We have repeatedly emphasized that the standard of review the district courts—and this court, for that matter—must apply in these ERISA cases is the deferential abuse of discretion standard.
(Op. 10-11. Footnotes omitted. Emphasis added.)
Then, in a footnote, the Court quoted the district court’s discussion of the definition of “suicide” alluded to in the text of the opinion:
I continue to be perplexed as to why some of these—if not most—policies for life insurance don’t define suicide, since it is an actual exclusion, so that people would know what is meant by suicide. . . . So we looked up the Black’s Law Dictionary definition of suicide, and it states . . . : [“]Suicide is the willful and voluntary act of a person who understands the physical nature of the act and intends by it to accomplish the results of self-destruction.[”] That’s pretty clear.

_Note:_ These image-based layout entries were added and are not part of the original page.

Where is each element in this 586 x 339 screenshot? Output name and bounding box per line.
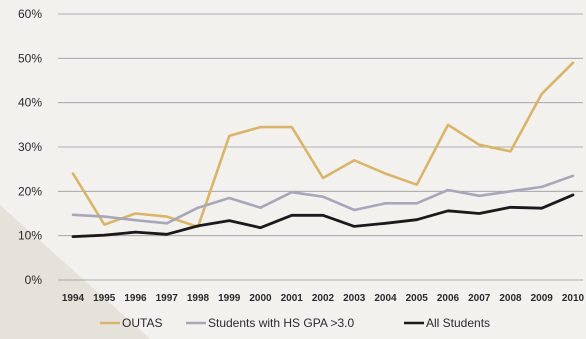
y-axis-ticks: 0% 10% 20% 30% 40% 50% 60% <box>18 7 42 287</box>
x-tick-label: 2003 <box>343 293 366 304</box>
x-tick-label: 1999 <box>218 293 241 304</box>
x-tick-label: 1995 <box>93 293 116 304</box>
x-tick-label: 1997 <box>156 293 179 304</box>
series-line-3 <box>71 193 575 239</box>
series-line-1 <box>71 61 575 229</box>
legend-label: All Students <box>426 316 490 330</box>
series-lines <box>71 61 575 239</box>
grid <box>58 13 583 281</box>
x-tick-label: 2010 <box>562 293 585 304</box>
x-tick-label: 2005 <box>406 293 429 304</box>
x-tick-label: 2007 <box>468 293 491 304</box>
x-tick-label: 1998 <box>187 293 210 304</box>
x-tick-label: 2004 <box>374 293 397 304</box>
y-tick-label: 30% <box>18 140 42 154</box>
y-tick-label: 0% <box>25 273 43 287</box>
x-tick-label: 1996 <box>124 293 147 304</box>
y-tick-label: 40% <box>18 96 42 110</box>
legend-label: Students with HS GPA >3.0 <box>208 316 355 330</box>
series-line-2 <box>71 174 575 225</box>
background-shadow <box>0 205 150 339</box>
x-tick-label: 1994 <box>62 293 85 304</box>
legend-label: OUTAS <box>122 316 162 330</box>
legend: OUTAS Students with HS GPA >3.0 All Studen… <box>100 316 490 330</box>
y-tick-label: 60% <box>18 7 42 21</box>
y-tick-label: 50% <box>18 51 42 65</box>
x-tick-label: 2000 <box>249 293 272 304</box>
x-axis-ticks: 1994 1995 1996 1997 1998 1999 2000 2001 2002 2003… <box>62 293 585 304</box>
x-tick-label: 2001 <box>281 293 304 304</box>
y-tick-label: 20% <box>18 184 42 198</box>
x-tick-label: 2002 <box>312 293 335 304</box>
y-tick-label: 10% <box>18 229 42 243</box>
x-tick-label: 2008 <box>499 293 522 304</box>
x-tick-label: 2009 <box>531 293 554 304</box>
x-tick-label: 2006 <box>437 293 460 304</box>
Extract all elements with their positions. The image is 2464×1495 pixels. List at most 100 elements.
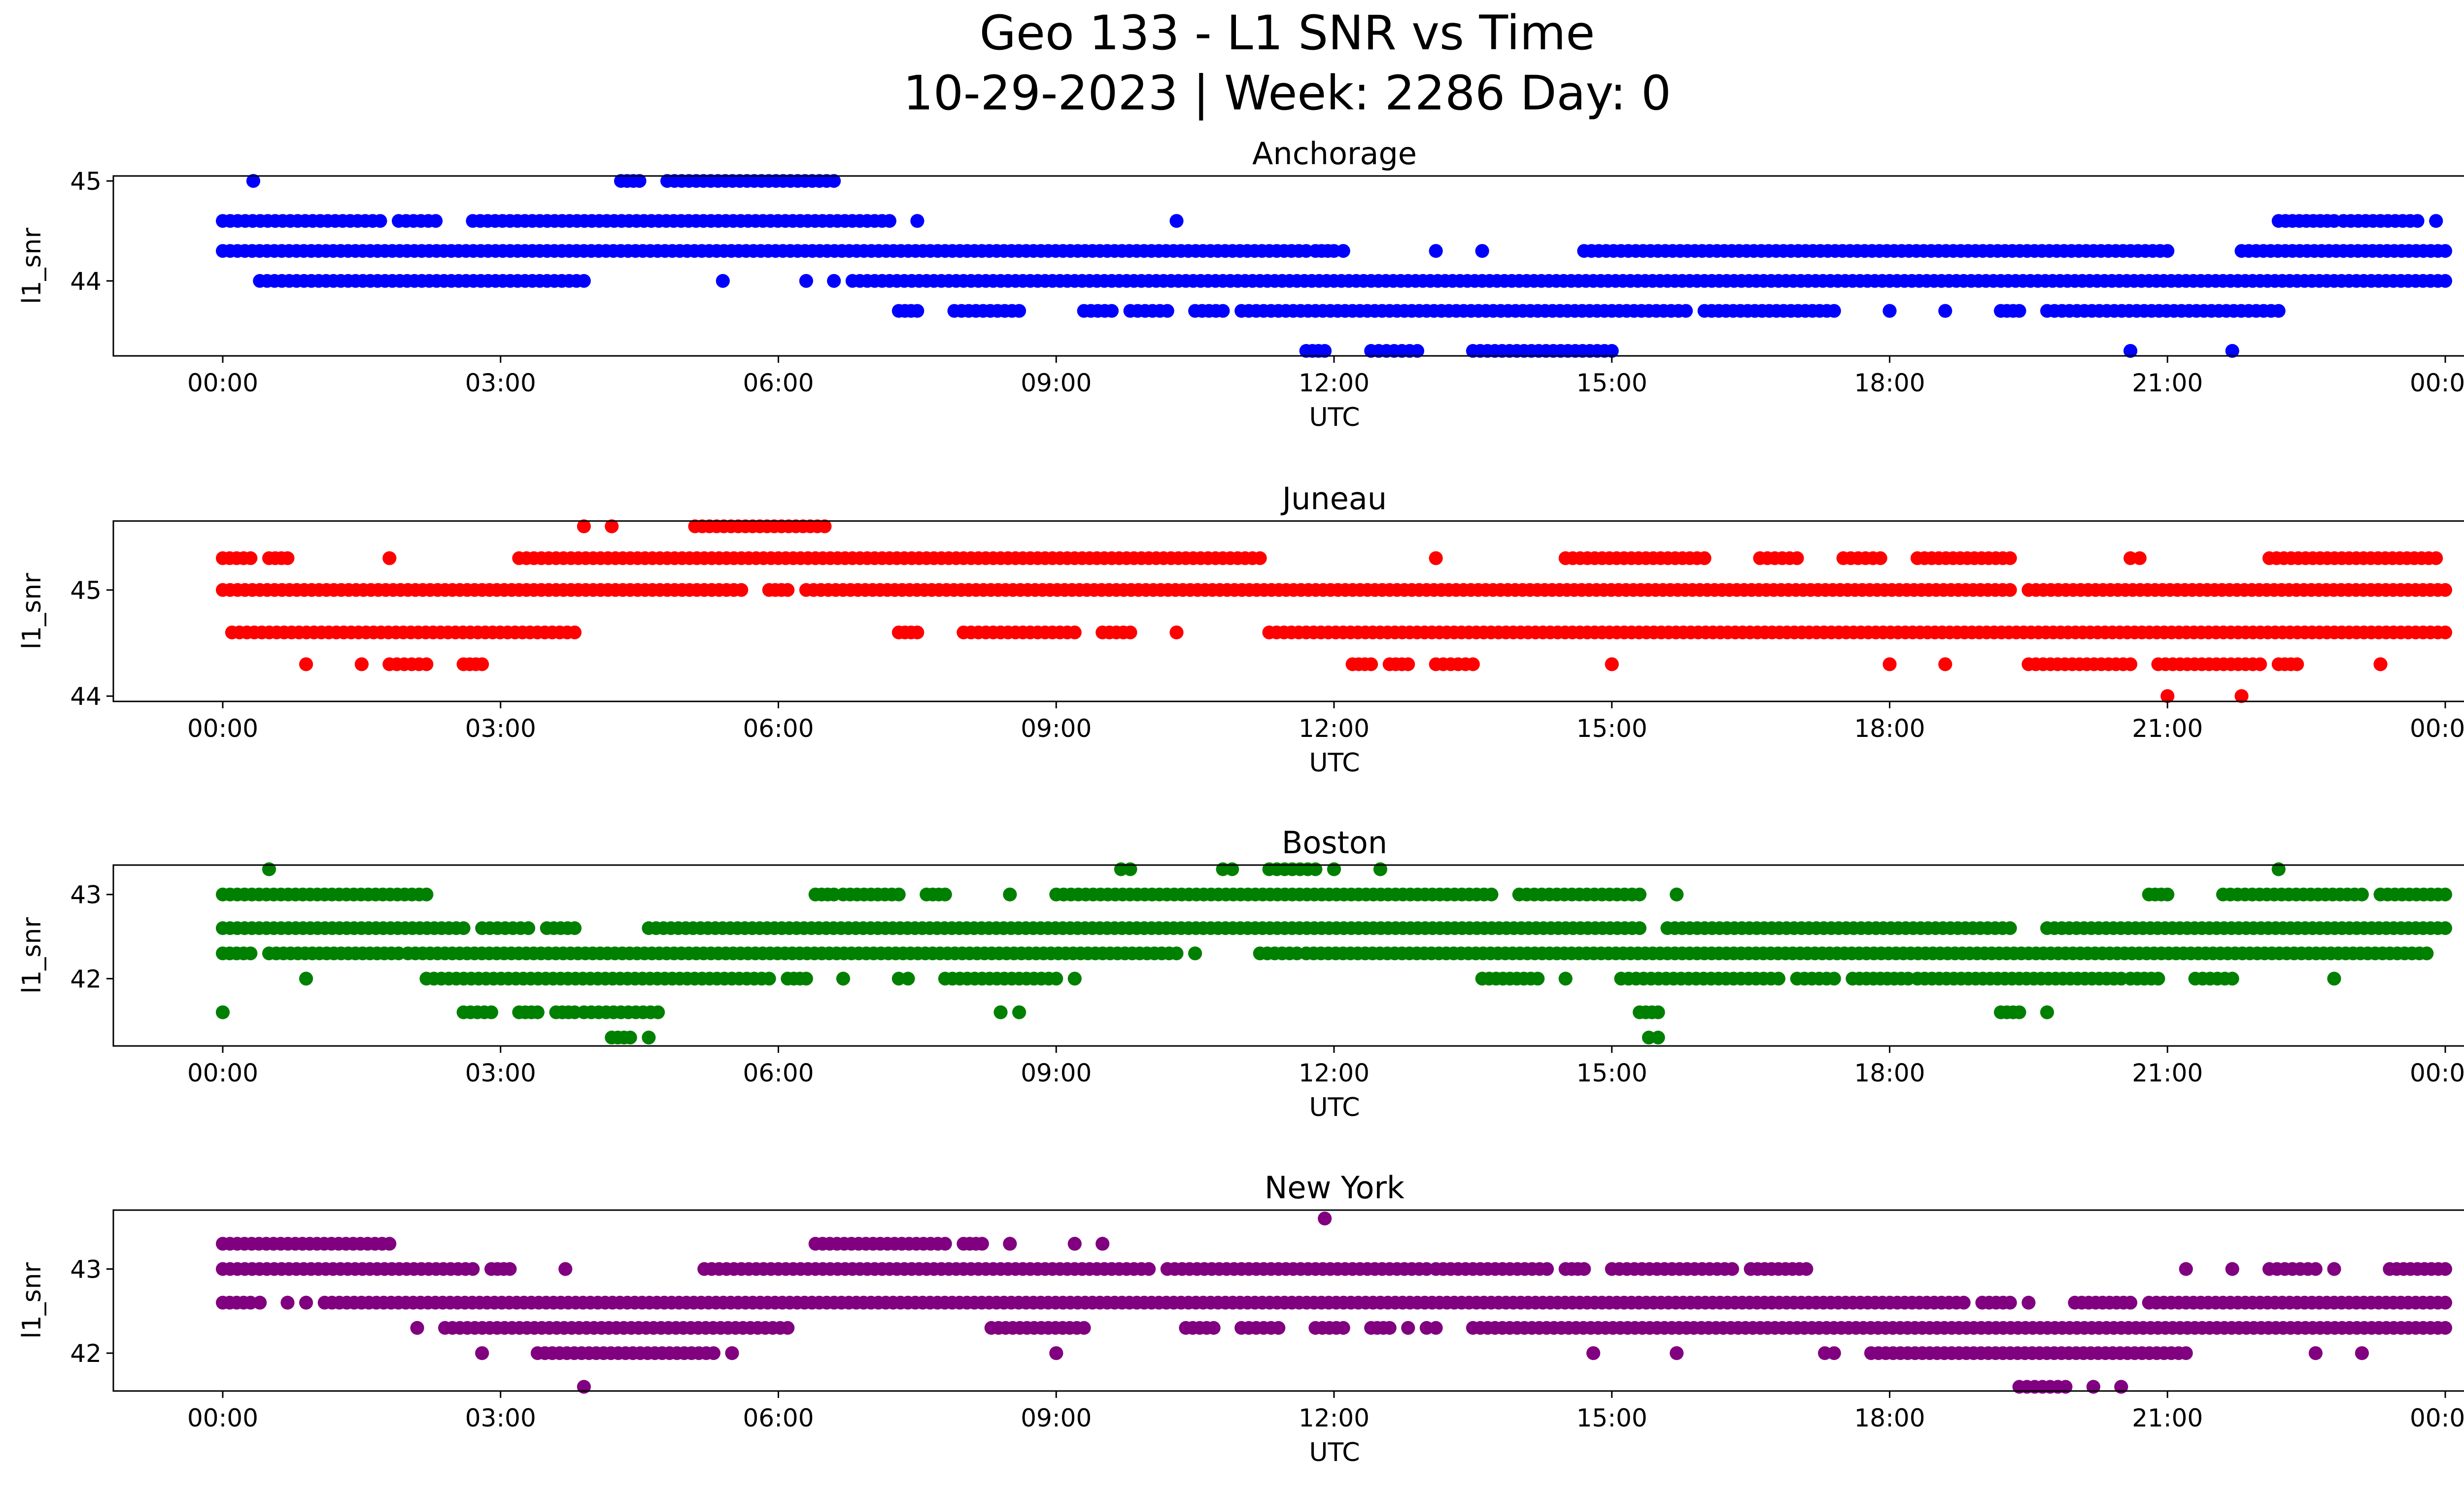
data-point: [1772, 972, 1785, 986]
data-point: [1540, 1262, 1554, 1276]
data-point: [577, 274, 591, 288]
panel-title: Juneau: [1280, 481, 1387, 517]
data-point: [605, 519, 619, 533]
data-point: [910, 626, 924, 640]
data-point: [419, 657, 434, 671]
data-point: [2225, 344, 2239, 358]
y-tick-label: 44: [70, 682, 102, 711]
y-axis-label: l1_snr: [17, 917, 47, 994]
data-point: [1429, 244, 1443, 258]
data-point: [1873, 551, 1887, 565]
x-tick-label: 03:00: [465, 1404, 536, 1432]
data-point: [781, 1321, 795, 1335]
data-point: [623, 1030, 637, 1044]
x-tick-label: 09:00: [1021, 1404, 1092, 1432]
y-tick-label: 42: [70, 1339, 102, 1368]
data-point: [2327, 1262, 2341, 1276]
data-point: [1336, 1321, 1350, 1335]
data-point: [2308, 1346, 2323, 1360]
data-point: [280, 1295, 295, 1310]
data-point: [1077, 1321, 1091, 1335]
data-point: [2355, 1346, 2369, 1360]
data-point: [891, 887, 906, 902]
x-tick-label: 00:00: [187, 714, 258, 743]
data-point: [2327, 972, 2341, 986]
data-point: [1364, 657, 1378, 671]
x-axis-label: UTC: [1309, 1438, 1360, 1467]
data-point: [577, 519, 591, 533]
data-point: [2160, 887, 2175, 902]
data-point: [382, 551, 397, 565]
data-point: [1827, 304, 1841, 318]
data-point: [1697, 551, 1711, 565]
data-point: [2410, 214, 2425, 228]
data-point: [2308, 1262, 2323, 1276]
data-point: [568, 921, 582, 935]
panel-title: New York: [1265, 1170, 1404, 1206]
x-axis-label: UTC: [1309, 403, 1360, 432]
data-point: [642, 1030, 656, 1044]
data-point: [2225, 1262, 2239, 1276]
data-point: [1586, 1346, 1601, 1360]
data-point: [2040, 1005, 2054, 1019]
x-tick-label: 09:00: [1021, 714, 1092, 743]
data-point: [1679, 304, 1693, 318]
x-tick-label: 00:00: [2410, 714, 2464, 743]
data-point: [1882, 304, 1897, 318]
data-point: [910, 214, 924, 228]
data-point: [2438, 1321, 2452, 1335]
y-axis-label: l1_snr: [17, 1262, 47, 1339]
data-point: [1605, 657, 1619, 671]
panel-anchorage: Anchorage 00:00 03:00 06:00 09:00 12:00 15:00 1…: [17, 136, 2464, 432]
data-point: [827, 274, 841, 288]
data-point: [781, 583, 795, 597]
data-point: [429, 214, 443, 228]
data-point: [2132, 551, 2147, 565]
data-point: [2234, 689, 2249, 703]
data-point: [1142, 1262, 1156, 1276]
data-point: [521, 921, 536, 935]
x-tick-label: 12:00: [1299, 369, 1369, 397]
x-tick-label: 00:00: [187, 1059, 258, 1087]
x-tick-label: 03:00: [465, 1059, 536, 1087]
data-point: [2225, 972, 2239, 986]
data-point: [827, 174, 841, 188]
data-point: [216, 1005, 230, 1019]
data-point: [2003, 583, 2017, 597]
data-point: [475, 657, 489, 671]
x-axis-label: UTC: [1309, 748, 1360, 778]
y-tick-label: 42: [70, 965, 102, 993]
data-point: [1725, 1262, 1739, 1276]
data-point: [1651, 1030, 1665, 1044]
data-point: [2373, 657, 2388, 671]
data-points: [216, 174, 2452, 358]
data-point: [1938, 657, 1952, 671]
data-point: [1169, 626, 1184, 640]
data-point: [1475, 244, 1489, 258]
y-tick-label: 45: [70, 576, 102, 605]
data-point: [707, 1346, 720, 1360]
data-point: [246, 174, 260, 188]
panel-title: Anchorage: [1252, 136, 1417, 172]
x-tick-label: 06:00: [743, 1059, 814, 1087]
x-tick-label: 15:00: [1576, 369, 1647, 397]
data-point: [410, 1321, 424, 1335]
x-tick-label: 03:00: [465, 714, 536, 743]
data-points: [216, 1212, 2452, 1394]
panel-title: Boston: [1282, 825, 1387, 861]
data-point: [1049, 1346, 1063, 1360]
data-point: [938, 1237, 952, 1251]
panel-boston: Boston 00:00 03:00 06:00 09:00 12:00 15:00 18:0…: [17, 825, 2464, 1122]
data-point: [1558, 972, 1573, 986]
data-point: [243, 551, 258, 565]
x-tick-label: 06:00: [743, 1404, 814, 1432]
data-point: [382, 1237, 397, 1251]
data-point: [2438, 583, 2452, 597]
x-tick-label: 15:00: [1576, 714, 1647, 743]
x-tick-label: 03:00: [465, 369, 536, 397]
figure-title-line2: 10-29-2023 | Week: 2286 Day: 0: [903, 66, 1672, 121]
data-point: [2179, 1262, 2193, 1276]
data-point: [883, 214, 896, 228]
data-point: [975, 1237, 989, 1251]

That’s not confusing. So if this lady, widow, was denied the extra insurance that was paid for by her husband because it was suicide, then someone has the obligation of putting into the policy itself what suicide is.
[Op. at 10, fn. 19.]
Finally, the Court saved some of its most pungent language for the last:
[The husband’s] death under the circumstances of this case is indeed tragic. Distressing facts, however, do not relieve the district court of its duty to uphold a plan administrator’s benefits determination when, as here, it falls “somewhere on a continuum of reasonableness.” Although, by his own words, the district judge “kn[ew] how the Fifth Circuit feels about this,” he deliberately ignored our previous instructions by selecting—in his words—the “more reasonable” of two reasonable conclusions, Loy’s over MetLife’s. Regrettably, we must take this opportunity to remind him and all district courts of this circuit that the reviewer may never substitute its judgment for the reasonable judgment of the plan administrator when it is grounded in substantial evidence.
[Op. at 12. Emphasis added.]
Although probably an optical allusion, the all caps REVERSED and RENDERED following the conclusion seemed especially stern. The law announced in the opinion is unexceptional. The pointed comments aimed at the district judge were unusual enough to capture mention in the Fifth Circuit Civil News on August 21.